The commercial landscape for antibiotics has changed radically. Until recently, it was widely accepted that antibiotic development companies could not create a viable return on investment (ROI). The reasons included:
Mainstream antibiotic treatment cycles are relatively short, being a matter of 1 or 2 weeks compared to anti-cancer or metabolic disease drugs which are taken perennially;
the expectation that antibiotics must be cheap, based on the glut of generic small chemical entity-based drugs that have historically been available;
the expectation that any newly launched antibiotic would be reserved for last-line treatment to reduce the risk of antimicrobial resistance.
Governmental “Pull” incentives coupled with a number of licence deals and transactions in this area of drug development indicate a change is underway. A number of bodies, supported directly or indirectly by major pharmaceuticals companies, are changing the dynamic and include: The AMR Action Fund (global), CARB-X (US), GARDP (US), INCATE (Switzerland), Innovate UK (UK), and LifeArc (UK).

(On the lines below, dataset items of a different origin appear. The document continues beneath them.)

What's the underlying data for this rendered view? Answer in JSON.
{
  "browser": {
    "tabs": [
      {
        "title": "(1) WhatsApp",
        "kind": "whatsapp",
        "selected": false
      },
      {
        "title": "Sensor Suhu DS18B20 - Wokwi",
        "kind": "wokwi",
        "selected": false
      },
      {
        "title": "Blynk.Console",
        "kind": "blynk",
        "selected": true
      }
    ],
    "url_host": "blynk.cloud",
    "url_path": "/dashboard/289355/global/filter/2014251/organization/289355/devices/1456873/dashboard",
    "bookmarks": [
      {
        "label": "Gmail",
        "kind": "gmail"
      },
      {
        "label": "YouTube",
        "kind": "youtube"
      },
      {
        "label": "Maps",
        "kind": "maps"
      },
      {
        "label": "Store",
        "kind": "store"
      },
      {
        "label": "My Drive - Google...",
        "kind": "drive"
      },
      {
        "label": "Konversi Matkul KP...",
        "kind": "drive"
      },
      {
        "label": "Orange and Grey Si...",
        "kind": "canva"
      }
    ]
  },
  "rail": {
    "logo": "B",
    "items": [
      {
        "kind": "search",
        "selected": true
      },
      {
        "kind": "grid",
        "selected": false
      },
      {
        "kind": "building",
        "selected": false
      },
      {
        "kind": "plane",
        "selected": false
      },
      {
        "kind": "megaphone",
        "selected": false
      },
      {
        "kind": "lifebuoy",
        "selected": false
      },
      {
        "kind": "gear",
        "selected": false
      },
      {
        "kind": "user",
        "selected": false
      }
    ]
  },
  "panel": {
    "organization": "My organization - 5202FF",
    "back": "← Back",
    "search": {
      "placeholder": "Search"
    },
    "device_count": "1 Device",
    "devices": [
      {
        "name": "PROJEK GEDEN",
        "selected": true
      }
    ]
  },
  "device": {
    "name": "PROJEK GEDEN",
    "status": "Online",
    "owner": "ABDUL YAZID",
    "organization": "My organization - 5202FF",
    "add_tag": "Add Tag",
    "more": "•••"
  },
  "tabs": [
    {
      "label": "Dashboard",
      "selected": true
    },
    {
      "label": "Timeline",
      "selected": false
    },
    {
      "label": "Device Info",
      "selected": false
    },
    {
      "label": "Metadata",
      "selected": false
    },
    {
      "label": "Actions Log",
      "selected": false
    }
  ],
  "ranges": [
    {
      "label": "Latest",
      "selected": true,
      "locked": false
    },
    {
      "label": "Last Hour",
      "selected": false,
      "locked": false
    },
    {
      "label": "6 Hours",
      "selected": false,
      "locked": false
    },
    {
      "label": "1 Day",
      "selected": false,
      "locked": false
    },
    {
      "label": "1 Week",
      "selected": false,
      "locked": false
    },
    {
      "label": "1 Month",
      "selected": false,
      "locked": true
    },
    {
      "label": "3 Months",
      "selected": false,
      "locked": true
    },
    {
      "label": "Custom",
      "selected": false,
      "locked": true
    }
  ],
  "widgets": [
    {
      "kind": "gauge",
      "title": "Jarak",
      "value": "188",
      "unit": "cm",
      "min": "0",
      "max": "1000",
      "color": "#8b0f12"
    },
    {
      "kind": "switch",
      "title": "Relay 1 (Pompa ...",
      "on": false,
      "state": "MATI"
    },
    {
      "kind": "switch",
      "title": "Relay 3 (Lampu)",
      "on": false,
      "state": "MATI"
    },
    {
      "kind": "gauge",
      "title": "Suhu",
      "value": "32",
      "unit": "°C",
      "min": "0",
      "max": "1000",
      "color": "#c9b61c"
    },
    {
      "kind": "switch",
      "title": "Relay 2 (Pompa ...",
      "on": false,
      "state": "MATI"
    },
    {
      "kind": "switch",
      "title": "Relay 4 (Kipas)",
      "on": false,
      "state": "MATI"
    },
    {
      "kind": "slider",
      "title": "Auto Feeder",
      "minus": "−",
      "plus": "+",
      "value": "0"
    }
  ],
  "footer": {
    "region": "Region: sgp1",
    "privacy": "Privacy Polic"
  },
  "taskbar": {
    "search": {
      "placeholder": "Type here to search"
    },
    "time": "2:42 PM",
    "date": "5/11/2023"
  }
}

Recent deals and transactions involving antibiotic development companies include:
Pfizer acquisition, for an undisclosed sum, of Arixa Pharmaceuticals Inc. in October 2020 to get access to ARX-1796, an oral prodrug of avibactam;
GSK’s $591 million licence deal with Spero Therapeutics announced in September 2022, comprising an upfront fee of $66 million and up to $525 million in milestone and sales threshold payments for a Phase 2 asset, Tebipenem HBI;
Shionogi’s $100 million merger with QPex Biopharma Inc. for xeruborbactam, a Phase 1 clinical beta-lactamase inhibitor, with up to $40 million in further fees based upon attainment of certain development and regulatory milestones.